Resurrection Garden rising at Berea Bible Church

Organizers hope people will reflect, learn in a peaceful, spiritual setting.

Credit: Bill Lackey

Credit: Bill Lackey

One Springfield church is celebrating Holy Week and the Easter holiday with a resurrection project in more than name only.

For years, Berea Bible Church, located at 3850 Derr Rd., has had small park on the southwest side of its 16-acre grounds with the centerpiece a replica of the tomb of Jesus, which has been used as a unique setting for Easter services and Good Friday events, including today.

The spot has intrigued many passersby over the years, and now Senior Pastor Brian Miller and Michael Greenwood, Berea director of operations, are hoping to make it a local destination where people will stop by frequently to sit, reflect, learn, have services or just spend some time away in nature in a peaceful, spiritual setting.

The area to be known as Resurrection Garden is scheduled to be dedicated in late spring or early summer and will contain a garden with vegetation and plants native to Israel such as fig and redbud trees. A dock and fountain for the pond, plus seating, will be installed for things such as bible studies or meditation or just sitting by the creek.

While the area is already open to the public, the vision is to make is more accessible, as well as offering other churches that are drawn to the spiritual atmosphere a place to have services and activities.

Credit: Bill Lackey

Credit: Bill Lackey

Building Berea’s first tomb recreation in the 1990s was instigated Greenwood’s father, former Berea Pastor Glenn Greenwood. He founded the church and the current area was named after him, inspired by his numerous trips to the tomb in Israel.

Built into the side of a hill, it was originally a wooden structure and lasted 20 years or so before deteriorating. A Berea parishioner suggested tearing out the fading replica, and it was replaced two years ago with a plaster and concrete version of the tomb built to last, plus a stone wall along the perimeter replaced metal railings along with a set of steps being installed coming downhill from the church for easier access.

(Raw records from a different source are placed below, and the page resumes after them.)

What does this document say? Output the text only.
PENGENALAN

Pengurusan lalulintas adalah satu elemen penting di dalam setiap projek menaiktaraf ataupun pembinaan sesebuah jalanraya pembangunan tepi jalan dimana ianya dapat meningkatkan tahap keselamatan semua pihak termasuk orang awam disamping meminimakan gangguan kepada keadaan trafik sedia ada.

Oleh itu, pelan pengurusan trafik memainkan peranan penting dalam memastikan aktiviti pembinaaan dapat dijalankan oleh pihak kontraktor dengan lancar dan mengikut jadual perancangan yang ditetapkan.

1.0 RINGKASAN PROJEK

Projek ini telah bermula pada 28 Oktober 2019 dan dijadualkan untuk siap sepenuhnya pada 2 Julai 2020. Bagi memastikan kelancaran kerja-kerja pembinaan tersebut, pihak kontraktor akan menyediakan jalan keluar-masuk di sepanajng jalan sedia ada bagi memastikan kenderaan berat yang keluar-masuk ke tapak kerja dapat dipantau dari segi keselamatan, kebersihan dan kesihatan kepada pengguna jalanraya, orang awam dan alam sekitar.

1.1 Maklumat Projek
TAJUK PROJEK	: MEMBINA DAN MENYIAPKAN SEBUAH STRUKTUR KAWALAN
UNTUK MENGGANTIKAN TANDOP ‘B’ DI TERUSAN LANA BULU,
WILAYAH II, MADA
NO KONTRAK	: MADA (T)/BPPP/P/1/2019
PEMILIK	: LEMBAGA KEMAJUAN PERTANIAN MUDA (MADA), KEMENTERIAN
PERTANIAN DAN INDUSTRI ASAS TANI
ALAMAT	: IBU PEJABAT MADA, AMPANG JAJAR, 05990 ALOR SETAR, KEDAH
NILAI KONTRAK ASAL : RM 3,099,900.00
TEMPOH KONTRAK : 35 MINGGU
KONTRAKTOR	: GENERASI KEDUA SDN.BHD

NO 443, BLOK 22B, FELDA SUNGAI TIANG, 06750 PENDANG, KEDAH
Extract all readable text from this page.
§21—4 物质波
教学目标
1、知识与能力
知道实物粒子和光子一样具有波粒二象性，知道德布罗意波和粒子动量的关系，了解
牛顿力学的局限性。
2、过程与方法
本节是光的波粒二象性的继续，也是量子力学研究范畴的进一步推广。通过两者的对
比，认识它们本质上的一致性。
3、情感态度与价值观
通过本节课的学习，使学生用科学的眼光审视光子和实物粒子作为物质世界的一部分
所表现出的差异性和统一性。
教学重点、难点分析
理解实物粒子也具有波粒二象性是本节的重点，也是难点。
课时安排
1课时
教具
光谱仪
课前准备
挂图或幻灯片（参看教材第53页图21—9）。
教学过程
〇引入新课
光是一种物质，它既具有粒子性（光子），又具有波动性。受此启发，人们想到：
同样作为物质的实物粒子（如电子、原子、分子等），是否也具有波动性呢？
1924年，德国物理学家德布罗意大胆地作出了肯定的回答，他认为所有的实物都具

What may strike visitors about the tomb is how small it is, from the entryway to the resting place inside. The space is 7.5-by-16 feet and the ceiling only about six feet. But it’s built practically to scale as at that time, people were physically smaller than they are now.

It even includes a re-creation of the sliding circular door to protect the tomb, resembling stone but actually a round table covered in plaster that can actually lock in place.

“This is the only replica of its kind that I know of in three, four five states,” said Miller. “There is one in North Carolina I know of, but none like this.”

First Christian Church of Springfield and a church from Kentucky have used the tomb for activities. Miller welcomes others to use the space for dramas and services, with security lights and electric already wired to the area for those purposes.

Another goal is to have signs relating to the story of the resurrection featuring QR codes visitors could scan to learn the story of the Garden of Gethsemane and plant life.

Resurrection Garden has cost around $80,000 so far, all from Berea congregation contributions. Miller and Greenwood estimate another $30,000 is necessary to complete the vision, and they welcome donations from anyone interested.

Berea has shared other areas of its grounds with the community, including a large pond that people can fish in by permit only, and there is a baseball field down the hill from the church used by a local traveling team that can be easily seen by travelers on State Route 334.

And even after the dedication, there are even more plans to use remaining grounds to have a community-accessible fitness path similar to that near Buck Creek and potentially build a new worship and education center.

Miller said Berea was fortunate to see its membership grow despite the pandemic and hopes this will help even more.

Some people already stop by to have lunch in the current area, but Resurrection Garden will offer a more complete experience when finished. All that is asked is visitors treat the area with respect.

“That’s what it’s about,” said Greenwood. “Hopefully, we’ll have a lot of good use out of it for decades to come.”

“And to hear the story,” Miller added.